Malosti: «Con cui sono amico da molti anni e che è stato anche ospite a casa mia. Così gli ho chiesto qualche consiglio per un adattamento italiano. Qui in Italia è poco conosciuto ma è uno dei più grandi drammaturghi dei suoi tempi. È stato molto rispettoso della visione e dei desideri di Bowie, mantenendo anche l’ingenuità che c’è in alcuni punti ed è vitale sotto l’aspetto della comunicazione. Bowie però ha voluto che fosse proprio Walsh a scegliere le canzoni da inserire nel musical, accanto ad alcune nuove da lui scritte (vedi album “Blackstar”, ndr)».
Veniamo alla scelta di Agnelli come protagonista.
Malosti: «Bowie avrebbe voluto una persona matura e profonda. Conoscevo Manuel da quando eravamo ragazzi, ma ci eravamo persi di vista. Per me era perfetto sia per il suo percorso e perché ha una tessitura vocale molto simile a quella di Bowie. Ho provato a chiedergli se volesse unirsi al progetto. Dopo un giorno mi ha richiamato ed è partito tutto».
Agnelli, per lei cosa ha voluto dire lavorare ad una produzione teatrale?
Agnelli: «Il teatro musicale è una forma composita, come artista è stato un parco giochi, come professionista mi ha permesso di fare tante cose che amo assieme: cantare, muovermi sul palco, recitare. Usare la voce è una delle cose che faccio da più tempo e Valter è riuscito a cucirmi addosso un vestito che non era fatto per me, ma che mi appartiene. A 20 anni non sarei mai riuscito a fare una cosa così, oggi ho una percezione del palco molto più profonda e quest’esperienza mi ha dato tanto».
Ad esempio cosa?
Agnelli: «Mi ha insegnato modi diversi di usare la voce, tante sfumature non solo tecniche, canto in maniera diversa. Ma mi ha anche consentito di rielaborare alcune cose: dalla lontananza metaforica da se stessi, e dagli affetti alla speranza, il desiderio di trovare nuove forme che ci accontentino. Mi ha dato energia vitale ed ha avuto un effetto salvifico su di me in un periodo complicato. Sembra strano alla mia età ma sono alla ricerca di alcune cose che ho perso e vorrei ritrovare».
Cosa è Bowie per lei?
Agnelli: «Per me rappresenta il mistero, tutto quello che adesso non abbiamo più perché con la rete conosciamo tutto di noi. Invece una volta essere misteriosi era un valore meraviglioso, ci portava a interrogarci e a coltivare la parte irrazionale di noi».

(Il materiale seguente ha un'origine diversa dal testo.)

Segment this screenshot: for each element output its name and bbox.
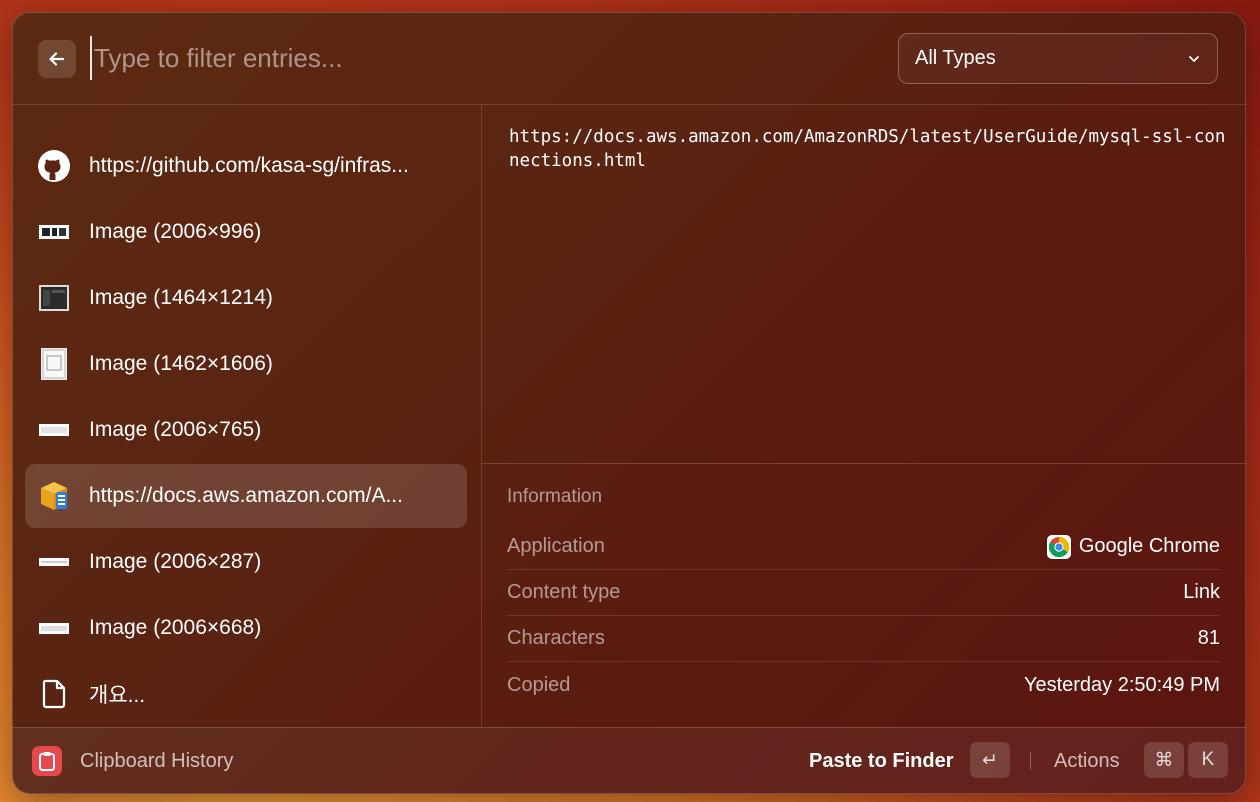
image-thumbnail-icon xyxy=(37,611,71,645)
actions-button[interactable]: Actions xyxy=(1054,750,1120,773)
list-item-label: Image (2006×765) xyxy=(89,418,262,441)
image-thumbnail-icon xyxy=(37,281,71,315)
divider xyxy=(1030,752,1031,770)
metadata-row-application: Application Google Chrome xyxy=(507,524,1220,570)
document-icon xyxy=(37,677,71,711)
action-bar: Clipboard History Paste to Finder ↵ Acti… xyxy=(12,727,1246,794)
metadata-key: Application xyxy=(507,535,605,557)
list-item[interactable]: 개요... xyxy=(25,662,467,726)
list-item-label: https://github.com/kasa-sg/infras... xyxy=(89,154,409,177)
list-item-label: Image (1464×1214) xyxy=(89,286,273,309)
list-item-selected[interactable]: https://docs.aws.amazon.com/A... xyxy=(25,464,467,528)
list-item-label: Image (1462×1606) xyxy=(89,352,273,375)
image-thumbnail-icon xyxy=(37,347,71,381)
metadata-row-copied: Copied Yesterday 2:50:49 PM xyxy=(507,662,1220,708)
filter-input[interactable] xyxy=(90,36,854,80)
list-item[interactable]: Image (2006×765) xyxy=(25,398,467,462)
clipboard-icon xyxy=(32,746,62,776)
image-thumbnail-icon xyxy=(37,413,71,447)
metadata-key: Characters xyxy=(507,627,605,649)
metadata-key: Copied xyxy=(507,673,571,696)
metadata-key: Content type xyxy=(507,581,621,603)
list-item[interactable]: Image (1462×1606) xyxy=(25,332,467,396)
list-item-label: Image (2006×668) xyxy=(89,616,262,639)
list-item-label: https://docs.aws.amazon.com/A... xyxy=(89,484,403,507)
list-item[interactable]: Image (2006×996) xyxy=(25,200,467,264)
metadata-section: Information Application Google Chrome Co… xyxy=(482,463,1246,728)
metadata-value: Yesterday 2:50:49 PM xyxy=(1023,673,1220,696)
metadata-value: Link xyxy=(1183,581,1220,603)
k-key-hint: K xyxy=(1188,742,1228,778)
metadata-value: 81 xyxy=(1197,627,1220,649)
extension-name: Clipboard History xyxy=(80,750,234,772)
chrome-icon xyxy=(1046,534,1071,559)
detail-panel: https://docs.aws.amazon.com/AmazonRDS/la… xyxy=(482,105,1246,727)
list-item[interactable]: Image (2006×287) xyxy=(25,530,467,594)
list-item-label: 개요... xyxy=(89,684,146,707)
image-thumbnail-icon xyxy=(37,545,71,579)
type-filter-dropdown[interactable]: All Types xyxy=(898,33,1218,84)
metadata-row-content-type: Content type Link xyxy=(507,570,1220,616)
chevron-down-icon xyxy=(1187,52,1201,66)
clipboard-content: https://docs.aws.amazon.com/AmazonRDS/la… xyxy=(509,127,1226,171)
list-item-label: Image (2006×287) xyxy=(89,550,262,573)
type-filter-value: All Types xyxy=(915,47,996,69)
application-name: Google Chrome xyxy=(1078,535,1220,557)
raycast-window: All Types https://github.com/kasa-sg/inf… xyxy=(12,12,1246,794)
arrow-left-icon xyxy=(49,52,65,66)
image-thumbnail-icon xyxy=(37,215,71,249)
metadata-title: Information xyxy=(507,486,603,507)
metadata-value: Google Chrome xyxy=(1046,534,1220,559)
list-item-label: Image (2006×996) xyxy=(89,220,262,243)
list-item[interactable]: https://github.com/kasa-sg/infras... xyxy=(25,134,467,198)
list-item[interactable]: Image (2006×668) xyxy=(25,596,467,660)
search-bar: All Types xyxy=(12,12,1246,105)
back-button[interactable] xyxy=(38,40,76,78)
metadata-row-characters: Characters 81 xyxy=(507,616,1220,662)
return-key-hint: ↵ xyxy=(970,742,1010,778)
paste-to-finder-button[interactable]: Paste to Finder xyxy=(809,750,953,773)
list-item[interactable]: Image (1464×1214) xyxy=(25,266,467,330)
aws-docs-icon xyxy=(37,479,71,513)
entries-list: https://github.com/kasa-sg/infras... Ima… xyxy=(12,105,482,727)
command-key-hint: ⌘ xyxy=(1144,742,1184,778)
github-icon xyxy=(37,149,71,183)
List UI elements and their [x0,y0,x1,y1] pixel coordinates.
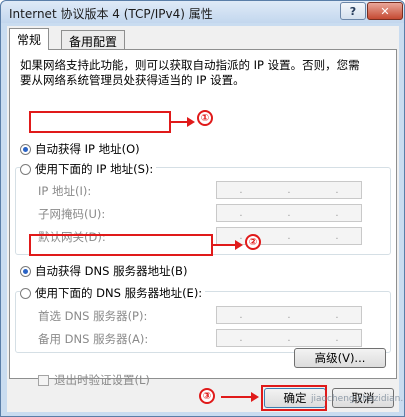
validate-settings-option[interactable]: 退出时验证设置(L) [38,372,150,388]
annotation-arrow-line-3 [221,396,253,398]
annotation-arrow-head-2 [235,240,243,250]
ip-address-input[interactable]: ... [216,181,362,199]
close-icon: ✕ [380,4,390,18]
auto-ip-radio[interactable] [20,143,31,155]
tab-alternate-config[interactable]: 备用配置 [61,30,126,49]
preferred-dns-label: 首选 DNS 服务器(P): [38,309,148,323]
annotation-arrow-head-1 [187,117,195,127]
subnet-mask-label: 子网掩码(U): [38,207,106,221]
help-button[interactable]: ? [340,2,366,20]
validate-settings-checkbox[interactable] [38,374,49,386]
help-icon: ? [349,4,357,18]
alternate-dns-label: 备用 DNS 服务器(A): [38,332,149,346]
ip-address-label: IP 地址(I): [38,184,92,198]
annotation-number-1: ① [197,110,213,126]
manual-ip-label: 使用下面的 IP 地址(S): [35,162,154,176]
annotation-number-3: ③ [199,388,215,404]
annotation-arrow-line-2 [213,244,237,246]
auto-dns-option[interactable]: 自动获得 DNS 服务器地址(B) [20,263,187,279]
validate-settings-label: 退出时验证设置(L) [54,373,150,387]
subnet-mask-input[interactable]: ... [216,204,362,222]
manual-ip-option[interactable]: 使用下面的 IP 地址(S): [20,161,157,177]
watermark: jiaocheng.chazidian.com [311,394,403,404]
annotation-box-2 [29,234,213,256]
description-text: 如果网络支持此功能，则可以获取自动指派的 IP 设置。否则，您需要从网络系统管理… [20,58,360,87]
manual-ip-radio[interactable] [20,163,31,175]
auto-dns-radio[interactable] [20,265,31,277]
annotation-number-2: ② [245,234,261,250]
auto-ip-option[interactable]: 自动获得 IP 地址(O) [20,141,140,157]
manual-dns-option[interactable]: 使用下面的 DNS 服务器地址(E): [20,285,206,301]
advanced-button[interactable]: 高级(V)... [294,348,386,368]
tab-general[interactable]: 常规 [9,28,50,50]
general-panel: 如果网络支持此功能，则可以获取自动指派的 IP 设置。否则，您需要从网络系统管理… [9,49,397,387]
auto-dns-label: 自动获得 DNS 服务器地址(B) [35,264,188,278]
title-bar: Internet 协议版本 4 (TCP/IPv4) 属性 ? ✕ [1,1,404,23]
close-button[interactable]: ✕ [367,2,403,20]
preferred-dns-input[interactable]: ... [216,306,362,324]
window-title: Internet 协议版本 4 (TCP/IPv4) 属性 [9,7,213,21]
annotation-arrow-head-3 [251,392,259,402]
ipv4-properties-dialog: Internet 协议版本 4 (TCP/IPv4) 属性 ? ✕ 常规 备用配… [0,0,405,417]
dialog-body: 常规 备用配置 如果网络支持此功能，则可以获取自动指派的 IP 设置。否则，您需… [7,26,399,412]
auto-ip-label: 自动获得 IP 地址(O) [35,142,140,156]
alternate-dns-input[interactable]: ... [216,329,362,347]
manual-dns-label: 使用下面的 DNS 服务器地址(E): [35,286,203,300]
annotation-box-1 [29,111,171,133]
manual-dns-radio[interactable] [20,287,31,299]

Nell’87 lei, Agnelli, viveva a Berlino, riuscì a vedere quel famoso concerto del Glass Spider tour?
Agnelli: «Purtroppo no, ma in quegli anni Bowie per me era un vero e proprio mito. E ne avevo pochissimi, da integralista musicale, se vogliamo. Berlino in quegli anni fu un po’ un esperimento sociale. Molti di noi si erano trasferiti lì e occupavano appartamenti. Berlino era un paese dei balocchi per gli artisti e Bowie era la colonna sonora di questo periodo e di quella città».

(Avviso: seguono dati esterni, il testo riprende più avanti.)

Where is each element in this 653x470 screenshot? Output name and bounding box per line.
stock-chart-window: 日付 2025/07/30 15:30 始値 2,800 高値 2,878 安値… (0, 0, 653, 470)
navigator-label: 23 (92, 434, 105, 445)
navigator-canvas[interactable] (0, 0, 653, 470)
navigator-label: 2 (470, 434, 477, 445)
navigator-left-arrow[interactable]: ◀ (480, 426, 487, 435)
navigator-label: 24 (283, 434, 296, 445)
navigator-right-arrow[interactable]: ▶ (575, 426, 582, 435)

Metterlo in scena cosa significa dal punto di vista teatrale?
Malosti: «Credo che tra qualche anno questi testi musicali di Bowie rimarranno. Si sta forse togliendo quella patina legata alle sue tante maschere e all’apparenza, che era anch’essa un’opera d’arte ma offuscava un po’ i suoi testi e il suo lavoro musicale. Lui stesso tendeva sempre un po’ a sminuire quello che faceva e diceva di sé che non era un grande artista. Ma in realtà era un’antenna, una specie di spugna, riusciva a catturare lo spirito del tempo ed essere universale. Anche Enda mi diceva che non andava molto alle prove perché stava male ma stava scrivendo anche altro. Aveva una creatività e un’energia che in “Lazarus” si sentono in maniera molto forte».
E ai più giovani che Bowie arriva?
Agnelli: «Io vedo che c’è una nuova generazione che ha una curiosità pazzesca rispetto alle novità e per loro Bowie è una novità, magari non lo è per noi, ma sicuramente per loro lo è. Io penso sia inevitabile rimanere affascinati da lui ma anche dalla sua musica. Nel cast c’è Casadilego che era ancora minorenne durante la prima edizione e si è appassionata tantissimo alle canzoni di Bowie. Vuol dire che il valore della sua arte attraversa davvero le generazioni, non è un modo di dire. È energia pura».